@SotiCoto people have different responses, making up the following generally (and shaped heavily by traumas, upbringing, and so on)- fight, flight, fawn, and freeze. Not everyone is going to behave like you (common mind fallacy) and even you might- probably will- come to a point where there are no good options, no ones acceptable to you, or so on- and will probably freeze.
Clearly your response is to fight, mine is as well largely- that and flight- but that's not always the wisest thing. Freezing- facing a dilemma where I knew I couldn't afford to act- probably has saved me from being a murder, worse yet a murderer with witnesses- in one occasion. Freezing has saved me from getting completely fucked over (for example- think what would happen if your reaction were to fight- in the damn army) as well. And so on.

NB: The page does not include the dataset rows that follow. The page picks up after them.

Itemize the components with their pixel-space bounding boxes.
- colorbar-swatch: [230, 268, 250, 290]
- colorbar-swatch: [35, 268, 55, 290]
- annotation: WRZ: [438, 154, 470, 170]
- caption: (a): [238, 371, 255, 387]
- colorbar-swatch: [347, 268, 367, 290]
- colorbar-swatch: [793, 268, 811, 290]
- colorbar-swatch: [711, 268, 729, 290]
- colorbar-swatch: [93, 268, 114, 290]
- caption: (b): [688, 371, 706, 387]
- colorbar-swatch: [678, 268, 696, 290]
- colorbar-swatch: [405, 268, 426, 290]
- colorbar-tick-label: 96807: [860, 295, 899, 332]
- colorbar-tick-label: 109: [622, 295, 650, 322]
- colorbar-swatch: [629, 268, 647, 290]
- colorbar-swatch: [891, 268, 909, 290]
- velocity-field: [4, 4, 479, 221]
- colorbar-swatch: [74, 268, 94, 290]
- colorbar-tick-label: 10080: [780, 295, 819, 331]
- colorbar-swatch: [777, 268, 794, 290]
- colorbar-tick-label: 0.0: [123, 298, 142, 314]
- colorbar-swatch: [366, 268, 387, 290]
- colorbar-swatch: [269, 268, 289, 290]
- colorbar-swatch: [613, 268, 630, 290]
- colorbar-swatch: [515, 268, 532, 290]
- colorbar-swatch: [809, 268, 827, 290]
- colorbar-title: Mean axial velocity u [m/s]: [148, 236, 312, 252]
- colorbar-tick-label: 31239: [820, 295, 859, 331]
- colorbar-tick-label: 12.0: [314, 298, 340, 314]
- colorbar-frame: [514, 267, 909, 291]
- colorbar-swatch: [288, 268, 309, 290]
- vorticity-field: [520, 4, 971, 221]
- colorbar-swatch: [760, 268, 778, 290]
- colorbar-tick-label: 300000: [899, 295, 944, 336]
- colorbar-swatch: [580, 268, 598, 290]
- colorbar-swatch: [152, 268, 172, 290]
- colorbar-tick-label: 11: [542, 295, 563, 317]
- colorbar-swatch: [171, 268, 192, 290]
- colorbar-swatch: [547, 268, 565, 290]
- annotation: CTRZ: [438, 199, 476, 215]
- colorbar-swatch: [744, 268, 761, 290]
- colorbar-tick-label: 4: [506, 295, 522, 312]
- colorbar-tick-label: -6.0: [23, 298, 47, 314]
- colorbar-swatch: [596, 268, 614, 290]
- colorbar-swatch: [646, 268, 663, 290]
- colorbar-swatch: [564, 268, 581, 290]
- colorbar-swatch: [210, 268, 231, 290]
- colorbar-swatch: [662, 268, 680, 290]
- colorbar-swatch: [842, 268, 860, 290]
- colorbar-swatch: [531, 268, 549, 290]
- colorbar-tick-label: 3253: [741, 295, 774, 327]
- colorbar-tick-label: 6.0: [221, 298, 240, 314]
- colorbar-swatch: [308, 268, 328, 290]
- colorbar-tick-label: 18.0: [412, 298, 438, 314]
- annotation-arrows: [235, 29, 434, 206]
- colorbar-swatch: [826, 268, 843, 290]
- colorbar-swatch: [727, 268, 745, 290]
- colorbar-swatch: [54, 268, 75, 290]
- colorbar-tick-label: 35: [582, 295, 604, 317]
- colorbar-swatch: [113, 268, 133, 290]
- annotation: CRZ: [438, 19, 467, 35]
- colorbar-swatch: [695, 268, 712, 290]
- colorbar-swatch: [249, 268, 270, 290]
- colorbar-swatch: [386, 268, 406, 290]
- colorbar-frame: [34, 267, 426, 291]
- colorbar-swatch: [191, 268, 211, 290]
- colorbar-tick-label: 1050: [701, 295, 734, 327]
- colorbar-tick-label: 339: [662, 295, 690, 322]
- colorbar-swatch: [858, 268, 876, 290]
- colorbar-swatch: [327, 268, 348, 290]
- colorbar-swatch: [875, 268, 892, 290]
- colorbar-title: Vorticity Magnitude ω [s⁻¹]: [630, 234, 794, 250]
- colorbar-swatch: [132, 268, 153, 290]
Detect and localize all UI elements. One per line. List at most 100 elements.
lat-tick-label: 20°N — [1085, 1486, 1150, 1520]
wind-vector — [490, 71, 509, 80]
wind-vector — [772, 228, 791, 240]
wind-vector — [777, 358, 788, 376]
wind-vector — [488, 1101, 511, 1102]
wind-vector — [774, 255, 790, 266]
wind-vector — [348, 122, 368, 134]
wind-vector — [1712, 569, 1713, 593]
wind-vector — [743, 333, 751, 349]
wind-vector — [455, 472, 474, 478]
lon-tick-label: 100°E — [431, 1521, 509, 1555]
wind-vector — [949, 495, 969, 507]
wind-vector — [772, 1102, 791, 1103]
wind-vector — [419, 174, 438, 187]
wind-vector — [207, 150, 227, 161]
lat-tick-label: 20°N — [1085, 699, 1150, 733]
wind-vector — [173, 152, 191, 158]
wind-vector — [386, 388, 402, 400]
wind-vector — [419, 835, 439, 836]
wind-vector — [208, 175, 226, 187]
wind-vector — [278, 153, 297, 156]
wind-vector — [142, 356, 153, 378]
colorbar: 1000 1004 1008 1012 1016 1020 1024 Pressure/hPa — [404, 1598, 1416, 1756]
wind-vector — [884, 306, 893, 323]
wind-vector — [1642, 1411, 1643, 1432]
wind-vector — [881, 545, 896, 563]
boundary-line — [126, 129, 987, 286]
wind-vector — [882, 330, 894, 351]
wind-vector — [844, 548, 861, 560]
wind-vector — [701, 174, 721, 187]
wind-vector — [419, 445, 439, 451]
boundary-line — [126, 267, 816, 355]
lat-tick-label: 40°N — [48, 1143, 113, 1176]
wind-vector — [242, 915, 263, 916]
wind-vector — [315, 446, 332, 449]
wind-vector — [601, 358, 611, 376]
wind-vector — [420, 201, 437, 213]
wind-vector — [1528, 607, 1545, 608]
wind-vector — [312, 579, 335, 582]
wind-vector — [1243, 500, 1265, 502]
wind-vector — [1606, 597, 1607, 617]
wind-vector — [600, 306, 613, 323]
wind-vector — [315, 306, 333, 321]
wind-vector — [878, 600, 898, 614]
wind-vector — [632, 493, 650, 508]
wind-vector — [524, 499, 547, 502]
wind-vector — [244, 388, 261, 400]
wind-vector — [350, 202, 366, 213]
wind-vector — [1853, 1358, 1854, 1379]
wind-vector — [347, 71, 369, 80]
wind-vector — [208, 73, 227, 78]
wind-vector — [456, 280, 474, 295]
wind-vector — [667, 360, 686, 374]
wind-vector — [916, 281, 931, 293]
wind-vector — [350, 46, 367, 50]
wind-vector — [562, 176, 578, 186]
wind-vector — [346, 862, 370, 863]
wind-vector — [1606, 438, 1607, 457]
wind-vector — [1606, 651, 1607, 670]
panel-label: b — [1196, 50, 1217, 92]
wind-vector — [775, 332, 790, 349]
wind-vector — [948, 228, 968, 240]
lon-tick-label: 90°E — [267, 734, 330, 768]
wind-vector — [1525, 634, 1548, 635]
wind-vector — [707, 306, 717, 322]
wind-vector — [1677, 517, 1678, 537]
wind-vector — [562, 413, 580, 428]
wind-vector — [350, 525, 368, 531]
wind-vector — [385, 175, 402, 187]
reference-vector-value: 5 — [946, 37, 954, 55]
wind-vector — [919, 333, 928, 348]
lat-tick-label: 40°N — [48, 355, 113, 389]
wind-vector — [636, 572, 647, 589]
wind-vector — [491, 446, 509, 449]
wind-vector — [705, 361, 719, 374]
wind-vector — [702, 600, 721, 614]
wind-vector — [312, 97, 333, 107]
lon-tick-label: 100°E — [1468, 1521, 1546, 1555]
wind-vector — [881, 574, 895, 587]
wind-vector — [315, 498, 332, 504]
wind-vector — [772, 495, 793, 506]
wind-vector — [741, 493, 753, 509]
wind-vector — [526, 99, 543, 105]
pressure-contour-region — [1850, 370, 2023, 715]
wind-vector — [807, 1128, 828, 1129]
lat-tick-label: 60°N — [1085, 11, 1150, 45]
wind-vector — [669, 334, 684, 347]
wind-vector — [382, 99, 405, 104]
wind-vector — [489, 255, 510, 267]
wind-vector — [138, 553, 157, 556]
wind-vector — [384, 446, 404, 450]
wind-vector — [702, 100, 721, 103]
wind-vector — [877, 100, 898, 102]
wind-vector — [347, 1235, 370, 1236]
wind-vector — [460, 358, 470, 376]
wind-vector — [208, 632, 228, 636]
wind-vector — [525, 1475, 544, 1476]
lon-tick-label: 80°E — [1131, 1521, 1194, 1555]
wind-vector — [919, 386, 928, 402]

And I've learnt and continue to learn. There's things- many in fact- I wish I hadn't done in the "fight/confrontation" response- and I've learned to manage my reaction and let my head cool. Even fawning has its place- whether it be as the grease that relationships- romantic, platonic, business and whatnot- run on- or to divert attention. And if your head cools, or you just plain know either way you hate the person and they deserve every bit that's coming to them? If you "must" (or want to, for self-satisfaction) act all the better to do so when they think you're the last one to do it- all the better to do so without them perhaps ever even knowing it was you.
Making people your enemy is dangerous, and making them feel cornered by you more so- whether that be physical, material, social- as Sun Tzu wrote- "build a golden bridge for your enemies to retreat on." Logically it also makes more sense to either have people's self-interest align with your own or seem that way, also.